The War of the Worlds

From the fertile mind of H.G. Wells came this vision of a nation under aerial alien siege. It might have been London under the Nazi blitzkrieg, but this is Los Angeles taking a hit from sleek Martian saucers. Oh, they were handsomely designed — as gorgeous as the actual Martians, once they landed, were spindly and grotesque. Producer George Pal’s fantasy thrillers, such as Destination Moon, When Worlds Collide, Conquest of Space and The Time Machine boasted the snazziest special effects of the day. His vision of trans-world Armageddon has terrors both epic (Angelenos zapped by the planes’ death rays) and intimate (a few people hiding in a basement, hoping to elude a Martian probe that looks like a TV screen on a metallic snake). Much superior to Steven Spielberg’s frantic 2005 remake.
It Came From Outer Space

A meteor crashes outside a desert town, and, before it disappears into the earth, the local astronomer (Richard Carlson) notices it’s really a space ship.
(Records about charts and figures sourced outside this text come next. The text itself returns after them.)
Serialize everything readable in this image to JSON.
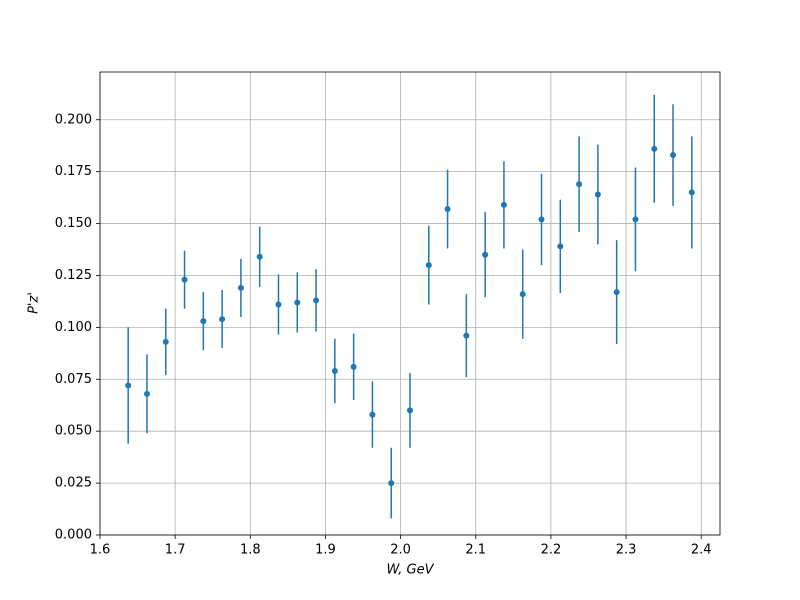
{
  "chart_data": {
    "type": "errorbar",
    "xlabel": "W, GeV",
    "ylabel": "P'z'",
    "x": [
      1.6375,
      1.6625,
      1.6875,
      1.7125,
      1.7375,
      1.7625,
      1.7875,
      1.8125,
      1.8375,
      1.8625,
      1.8875,
      1.9125,
      1.9375,
      1.9625,
      1.9875,
      2.0125,
      2.0375,
      2.0625,
      2.0875,
      2.1125,
      2.1375,
      2.1625,
      2.1875,
      2.2125,
      2.2375,
      2.2625,
      2.2875,
      2.3125,
      2.3375,
      2.3625,
      2.3875
    ],
    "values": [
      0.072,
      0.068,
      0.093,
      0.123,
      0.103,
      0.104,
      0.119,
      0.134,
      0.111,
      0.112,
      0.113,
      0.079,
      0.081,
      0.058,
      0.025,
      0.06,
      0.13,
      0.157,
      0.096,
      0.135,
      0.159,
      0.116,
      0.152,
      0.139,
      0.169,
      0.164,
      0.117,
      0.152,
      0.186,
      0.183,
      0.165
    ],
    "errors": [
      0.028,
      0.019,
      0.016,
      0.014,
      0.014,
      0.014,
      0.014,
      0.0145,
      0.0145,
      0.0145,
      0.015,
      0.0155,
      0.016,
      0.016,
      0.017,
      0.018,
      0.019,
      0.019,
      0.02,
      0.0205,
      0.021,
      0.0215,
      0.022,
      0.0225,
      0.023,
      0.024,
      0.025,
      0.025,
      0.026,
      0.0245,
      0.027
    ],
    "color": "#1f77b4",
    "xlim": [
      1.6,
      2.425
    ],
    "xticks": [
      1.6,
      1.7,
      1.8,
      1.9,
      {
        "value": 2,
        "label": "2.0"
      },
      2.1,
      2.2,
      2.3,
      2.4
    ],
    "ylim": [
      0,
      0.223
    ],
    "yticks": [
      {
        "value": 0,
        "label": "0.000"
      },
      {
        "value": 0.025,
        "label": "0.025"
      },
      {
        "value": 0.05,
        "label": "0.050"
      },
      {
        "value": 0.075,
        "label": "0.075"
      },
      {
        "value": 0.1,
        "label": "0.100"
      },
      {
        "value": 0.125,
        "label": "0.125"
      },
      {
        "value": 0.15,
        "label": "0.150"
      },
      {
        "value": 0.175,
        "label": "0.175"
      },
      {
        "value": 0.2,
        "label": "0.200"
      }
    ],
    "grid": true
  }
}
The townspeople scoff at his story, but soon some of them are turned into alien hosts after coming into contact with a soft-focus Jell-O-y entity that looks like a glaucomatic eye as seen from the inside. (The effect was creepier in the movie’s original 3-D version.) Jack Arnold, director of many sci-fi near-classics (Creature from the Black Lagoon, Tarantula, The Incredible Shrinking Man), gives the film the matter-of-fact tension of a police procedural. But the best thing about the movie is Ray Bradbury’s story, the blueprint for a decade of sci-fi paranoia. Bradbury says that the most toxic alien invasion is not of our skies but of our minds — especially if we only think we’re being invaded.